Reading it as an older adult I expected to hate it, since it’s generally believed to be a book for young people, but that’s not what happened. The more I read, the more sympathetic I was to Holden and the more appalled I was at the way he had been treated by his parents. I don’t know that I like him very much, but I do feel sorry for him.
It’s a novel about growing up and not wanting to grow up. Holden seems to want to grow up, but he also delights in children and the things that delight them. Probably the happiest moment in the book is Holden watching his sister on the merry-go-round in the rain. Much as he wants to grow up, he’s also afraid of growing up. When he does grow up, will he stop being himself, as his older brother has?

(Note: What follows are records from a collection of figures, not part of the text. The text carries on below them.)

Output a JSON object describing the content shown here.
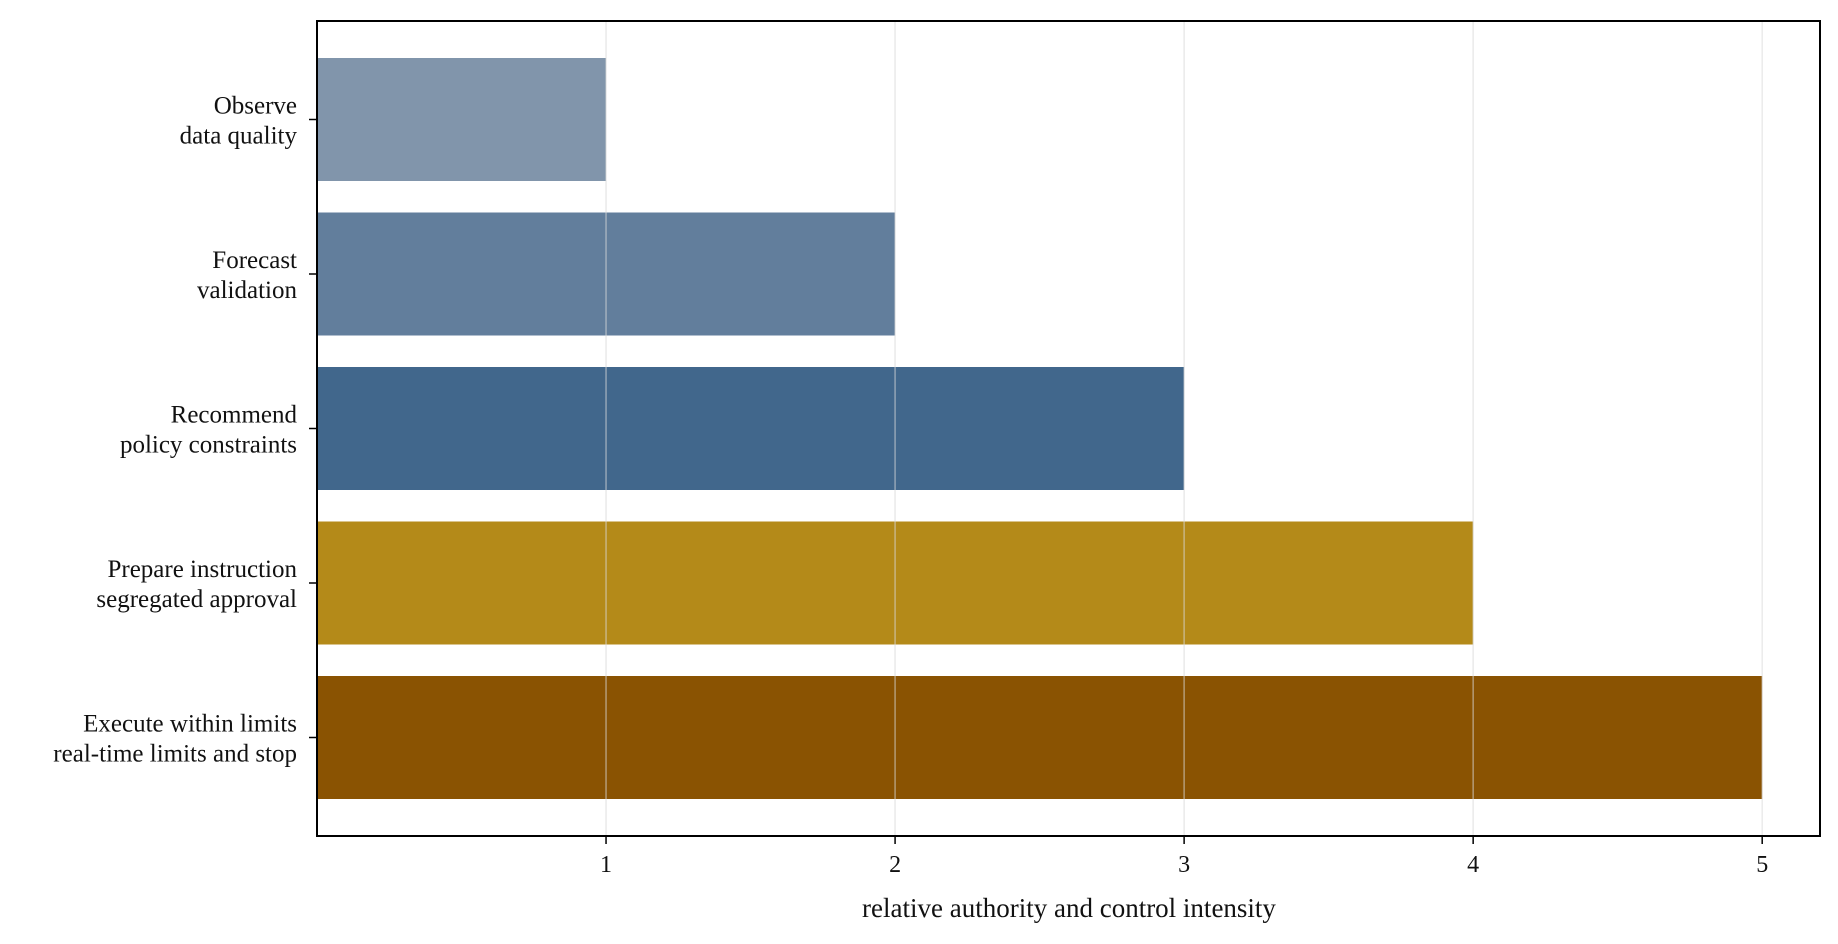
{
  "chart_data": {
    "type": "bar",
    "orientation": "horizontal",
    "title": "",
    "xlabel": "relative authority and control intensity",
    "ylabel": "",
    "xlim": [
      0,
      5.2
    ],
    "grid": "vertical",
    "legend": "none",
    "categories": [
      [
        "Observe",
        "data quality"
      ],
      [
        "Forecast",
        "validation"
      ],
      [
        "Recommend",
        "policy constraints"
      ],
      [
        "Prepare instruction",
        "segregated approval"
      ],
      [
        "Execute within limits",
        "real-time limits and stop"
      ]
    ],
    "values": [
      1,
      2,
      3,
      4,
      5
    ],
    "colors": [
      "#8195ab",
      "#627e9c",
      "#41678c",
      "#b48a19",
      "#8a5302"
    ],
    "xticks": [
      1,
      2,
      3,
      4,
      5
    ],
    "xtick_labels": [
      "1",
      "2",
      "3",
      "4",
      "5"
    ]
  }
}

As many readers of the book point out, there is no plot. All that happens is that Holden is expelled from school and returns to New York, where he lives. Such incident as there is is crammed into the last few pages of the novel. It is, however, what happened before the novel even begins that’s important and this is revealed slowly through Holden’s thoughts as he tries to work out what to do next.
Holden is obnoxious and irritating, and he lies and pretends to be grown up in all the wrong ways. He’s also a boy who loves his siblings and was very close to his younger brother who died. He likes poetry and reading and he’s kind. Right at the beginning of the book he tells the reader that he’s very ill and the signs of that illness become clearer over the few days covered by the novel.